One of the greatest life lessons I feel I have learned since becoming a father, is patience. I am sure most parents can attest to the fact that having kids, especially smaller children, can really slow down your day and be frustrating at the best of times when you are in a hurry to go somewhere or get something done.
We were fortunate enough to have our son in daycare/pre-school that either was or had Waldorf philosophy. He helped prepare (cut with a butter knife) the fruits and veggies for snack, made soup and baked bread a couple times a week. The children also helped with gardening, folding laundry and setting the table and cleaning up at snack time.
As my son has gotten older and because of his tasks at school, I have allowed him to help me out more when I am doing chores around the house and he offers to help. There is always the urge to want to tell him “no” because it is much quicker for me to just do it myself. I won’t let him help when there is a chance he might get burned or cut himself.
It has always broken my heart to see my son upset, especially when it comes to telling him “no” he can’t help me out (until he’s older). Growing up, there were times I wanted to help out and was not allowed and at times, it really upset me. I don’t want to do that to him. There are times when there really is nothing he could help out with and I do have to tell him no. Other times, I will just make up something for him to do because of the sense of pride he gets from helping out – even if it’s just retrieving a bowl from the cupboard that I don’t need.

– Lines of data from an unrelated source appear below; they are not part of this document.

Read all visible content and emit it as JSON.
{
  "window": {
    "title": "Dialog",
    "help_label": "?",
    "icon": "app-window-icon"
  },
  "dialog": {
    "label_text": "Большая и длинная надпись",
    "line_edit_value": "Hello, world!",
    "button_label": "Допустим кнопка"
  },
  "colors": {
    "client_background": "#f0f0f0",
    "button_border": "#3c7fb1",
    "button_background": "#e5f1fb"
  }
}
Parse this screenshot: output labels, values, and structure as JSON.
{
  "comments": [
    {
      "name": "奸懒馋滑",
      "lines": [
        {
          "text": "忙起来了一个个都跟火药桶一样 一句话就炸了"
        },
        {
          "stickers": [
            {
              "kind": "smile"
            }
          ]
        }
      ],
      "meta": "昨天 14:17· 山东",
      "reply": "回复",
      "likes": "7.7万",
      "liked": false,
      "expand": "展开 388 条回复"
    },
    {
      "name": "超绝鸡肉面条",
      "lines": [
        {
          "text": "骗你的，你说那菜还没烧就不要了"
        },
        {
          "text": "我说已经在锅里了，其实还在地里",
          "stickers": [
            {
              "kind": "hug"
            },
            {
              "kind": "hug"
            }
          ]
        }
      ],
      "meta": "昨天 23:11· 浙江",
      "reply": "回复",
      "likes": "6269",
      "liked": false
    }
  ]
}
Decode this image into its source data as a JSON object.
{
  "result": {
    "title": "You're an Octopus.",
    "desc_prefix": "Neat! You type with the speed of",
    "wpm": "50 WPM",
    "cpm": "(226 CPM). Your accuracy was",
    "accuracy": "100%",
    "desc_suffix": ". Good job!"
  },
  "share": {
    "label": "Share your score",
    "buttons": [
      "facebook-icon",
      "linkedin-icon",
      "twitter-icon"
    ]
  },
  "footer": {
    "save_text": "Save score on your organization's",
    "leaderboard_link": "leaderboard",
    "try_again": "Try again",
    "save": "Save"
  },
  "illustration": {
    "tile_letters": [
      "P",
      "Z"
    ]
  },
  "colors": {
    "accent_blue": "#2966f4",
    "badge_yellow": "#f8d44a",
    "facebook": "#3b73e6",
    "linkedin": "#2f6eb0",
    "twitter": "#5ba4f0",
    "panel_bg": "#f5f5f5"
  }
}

I worked pretty fast preparing the fruit for our Cherry and Apricot Canning and can have several pounds of fruit prepared for canning in a short amount of time. The cherries just need to be stemmed and then washed while the apricots need to be washed, cut in half and pitted (we don’t pit our cherries). My partner then packs the jars, fills them with water and then into the canning water bath they go.
When we were preparing the apricots for canning, my son wanted to help us. I had decided he could pit the apricots after resisting the urge to tell him “no” he couldn’t help because it would have slowed down the food prep. I cut the apricots in half, threw the half without the pit into the bowl and placed the half with the pit on the tray in front of him.
Pride ensued as he kept exclaiming that because he was helping out, things were speeding up. I would just smile and agree because the sense of pride he had in helping out was worth more then me pitting the apricots myself and being done a few minutes sooner.
If you are a parent yourself and have kids that want to help out, do you let them? Do you find creative ways to include your kids in what you are doing? Or do you (still) feel the need to get things “done faster” without them?